Sports leagues are busy brainstorming plans for competition to resume once stay-at-home directives are loosened. Games in empty venues without fans might represent the first step for some.
But that model doesn’t work for college football.
It won’t come close to solving the financial crisis in college sports.
One idea that has gained steam in national media reports calls for football season to be delayed until January or February. This pandemic has proved that our idea of normal is gone, so the sports world will need to be creative to get back on its feet and moving again. For college football, spring ball is better than no ball. But that hypothetical raises many questions.
Case in point: How would the Gophers play home games in January and February? Bring extra hand warmers and your shovel to help clear out from the blizzard in minus-10 degrees windchill.
If this plan materializes, perhaps one possibility would be to move Gophers games to U.S. Bank Stadium — a reverse of the 2010 season in which the Vikings had to borrow the Gophers home stadium in a pinch. Those who risked frostbite attending the Vikings playoff game against Seattle played in below-zero temperature at TCF Bank Stadium in January 2016 likely would vote for other alternatives than dead-of-winter outdoor football. Big Ten Commissioner Kevin Warren could use his Vikings ties to facilitate an agreement.
Other schools in northern climates would face similar logistical hurdles during the harshest months. There are other concerns. A spring season would severely shorten recovery time for players before the 2021 season, assuming a normal start time in the fall. Player safety would be compromised, even if the season is shortened to, say, eight to 10 games.
Further, when would the NFL hold its draft, and would players considered to be early-round picks skip a spring season because of the risks? And would football season coincide with college basketball and March Madness?
“It’s just hard to tell what it’s going to look like,” Gophers coach P.J. Fleck said. “There’s a lot of things to talk about.”
Consensus will be difficult to achieve. There are 130 FBS schools spread out geographically in 10 conferences (plus independents) operating under varying budget constraints and potentially different orders from elected officials on when it is safe to return.

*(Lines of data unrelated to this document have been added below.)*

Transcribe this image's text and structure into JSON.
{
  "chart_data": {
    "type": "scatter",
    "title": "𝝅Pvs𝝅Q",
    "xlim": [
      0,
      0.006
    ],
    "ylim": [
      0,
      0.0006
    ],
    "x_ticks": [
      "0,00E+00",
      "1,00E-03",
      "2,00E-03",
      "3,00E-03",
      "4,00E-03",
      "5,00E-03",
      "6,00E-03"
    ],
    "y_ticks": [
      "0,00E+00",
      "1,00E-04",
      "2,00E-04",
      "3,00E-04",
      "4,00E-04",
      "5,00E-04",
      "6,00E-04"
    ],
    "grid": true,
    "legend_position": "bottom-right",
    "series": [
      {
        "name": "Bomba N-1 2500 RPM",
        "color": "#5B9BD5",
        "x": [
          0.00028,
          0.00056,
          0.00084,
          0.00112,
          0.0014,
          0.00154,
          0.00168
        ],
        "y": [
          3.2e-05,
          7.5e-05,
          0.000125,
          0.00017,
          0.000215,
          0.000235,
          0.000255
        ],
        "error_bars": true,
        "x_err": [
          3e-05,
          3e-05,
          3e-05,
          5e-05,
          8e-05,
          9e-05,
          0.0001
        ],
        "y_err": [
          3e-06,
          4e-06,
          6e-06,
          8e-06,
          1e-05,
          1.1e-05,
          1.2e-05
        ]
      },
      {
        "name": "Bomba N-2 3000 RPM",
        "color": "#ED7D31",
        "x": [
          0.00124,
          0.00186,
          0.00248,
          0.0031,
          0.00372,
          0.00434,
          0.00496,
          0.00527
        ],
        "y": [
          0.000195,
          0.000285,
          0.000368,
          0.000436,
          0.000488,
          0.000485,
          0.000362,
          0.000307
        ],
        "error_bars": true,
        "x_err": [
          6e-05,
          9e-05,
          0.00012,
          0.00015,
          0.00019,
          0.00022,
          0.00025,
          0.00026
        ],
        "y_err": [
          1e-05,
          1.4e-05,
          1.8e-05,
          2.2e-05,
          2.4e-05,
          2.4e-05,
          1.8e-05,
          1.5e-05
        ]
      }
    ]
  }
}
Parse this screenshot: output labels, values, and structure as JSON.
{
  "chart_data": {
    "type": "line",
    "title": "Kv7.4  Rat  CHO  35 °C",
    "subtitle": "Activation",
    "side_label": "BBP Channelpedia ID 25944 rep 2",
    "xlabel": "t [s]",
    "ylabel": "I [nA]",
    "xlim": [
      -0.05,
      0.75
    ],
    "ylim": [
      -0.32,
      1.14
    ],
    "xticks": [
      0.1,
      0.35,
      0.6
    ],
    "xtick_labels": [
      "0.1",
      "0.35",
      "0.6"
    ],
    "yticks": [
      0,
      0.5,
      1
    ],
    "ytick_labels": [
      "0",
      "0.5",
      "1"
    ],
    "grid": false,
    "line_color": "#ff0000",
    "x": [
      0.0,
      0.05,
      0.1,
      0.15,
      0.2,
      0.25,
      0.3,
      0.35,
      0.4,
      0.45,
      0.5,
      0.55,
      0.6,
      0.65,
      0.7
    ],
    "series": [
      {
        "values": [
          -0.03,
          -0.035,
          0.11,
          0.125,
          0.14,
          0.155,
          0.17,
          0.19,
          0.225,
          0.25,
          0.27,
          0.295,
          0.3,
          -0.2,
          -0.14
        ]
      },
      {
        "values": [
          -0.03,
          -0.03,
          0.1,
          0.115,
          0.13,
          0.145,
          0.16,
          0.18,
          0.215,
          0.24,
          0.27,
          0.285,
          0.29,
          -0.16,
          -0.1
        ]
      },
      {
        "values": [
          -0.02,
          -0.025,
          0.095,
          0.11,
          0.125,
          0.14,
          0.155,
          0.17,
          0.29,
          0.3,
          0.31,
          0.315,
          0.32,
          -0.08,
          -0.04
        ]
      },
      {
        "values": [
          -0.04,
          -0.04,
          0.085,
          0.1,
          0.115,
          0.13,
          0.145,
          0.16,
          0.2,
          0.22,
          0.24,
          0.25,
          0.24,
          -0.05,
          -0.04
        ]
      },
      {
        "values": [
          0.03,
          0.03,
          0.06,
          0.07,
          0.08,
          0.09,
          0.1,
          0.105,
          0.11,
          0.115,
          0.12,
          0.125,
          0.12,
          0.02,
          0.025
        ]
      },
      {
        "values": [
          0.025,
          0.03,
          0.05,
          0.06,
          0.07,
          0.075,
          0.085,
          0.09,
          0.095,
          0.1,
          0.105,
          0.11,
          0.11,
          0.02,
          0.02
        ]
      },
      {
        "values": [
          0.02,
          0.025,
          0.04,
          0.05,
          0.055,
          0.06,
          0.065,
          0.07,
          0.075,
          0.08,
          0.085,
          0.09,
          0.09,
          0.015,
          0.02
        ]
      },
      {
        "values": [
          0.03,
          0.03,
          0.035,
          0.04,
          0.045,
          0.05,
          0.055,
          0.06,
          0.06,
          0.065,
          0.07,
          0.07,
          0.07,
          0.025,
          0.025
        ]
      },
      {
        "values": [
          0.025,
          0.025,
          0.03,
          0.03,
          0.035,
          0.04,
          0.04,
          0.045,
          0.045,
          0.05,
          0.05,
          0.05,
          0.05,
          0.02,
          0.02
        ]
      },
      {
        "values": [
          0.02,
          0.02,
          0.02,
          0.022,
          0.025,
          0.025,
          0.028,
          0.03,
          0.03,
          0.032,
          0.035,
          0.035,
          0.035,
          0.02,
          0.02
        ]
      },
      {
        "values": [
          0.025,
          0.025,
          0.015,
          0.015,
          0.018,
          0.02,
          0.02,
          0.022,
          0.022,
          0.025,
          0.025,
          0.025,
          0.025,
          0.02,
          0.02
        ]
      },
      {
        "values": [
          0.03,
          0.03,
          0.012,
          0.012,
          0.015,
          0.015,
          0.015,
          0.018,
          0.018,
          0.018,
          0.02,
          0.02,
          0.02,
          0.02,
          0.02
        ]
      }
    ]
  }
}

Last week, Minnesota Gov. Tim Walz cast doubt on the State Fair, saying, “I think it will be difficult to see a State Fair operating.”
The Gophers are scheduled to open their season in that same window. Will they and other teams be in position to host games in packed stadiums by then?
What remains unanimous is the fiscal importance of football on college sports. Athletic departments have already begun eliminating sports in response to lost revenue caused by the pandemic. Without football, athletic departments would face draconian measures. The University of Minnesota Board of Regents estimates a $30 million revenue loss if sports return in the fall without fans in attendance.
That scenario — sports without fans — doesn’t sound like a practical option for college sports. Professional sports, yes, possibly, but not college sports, which clings to its amateurism ideals.
If universities determine that it is unsafe for fans to attend games, how could they justify putting student-athletes at risk by allowing them to carry on business as usual in terms of blocking, tackling and sharing a locker room?
And what happens if certain schools choose to extend distance learning into fall semester while others bring students back?
Or if certain states remain under stay-at-home guidelines? No university would ask football players to return to campus just to play football.
Everything remains hypothetical amid all the uncertainty. Football season is still several months away, but schools eventually will reach a deadline to make a decision because players and teams need time to prepare for the season.
Finding a plan that fits into one box for all 130 schools will be a real challenge. But college leaders will try just about anything to avoid losing an entire football season and the revenue that comes with it.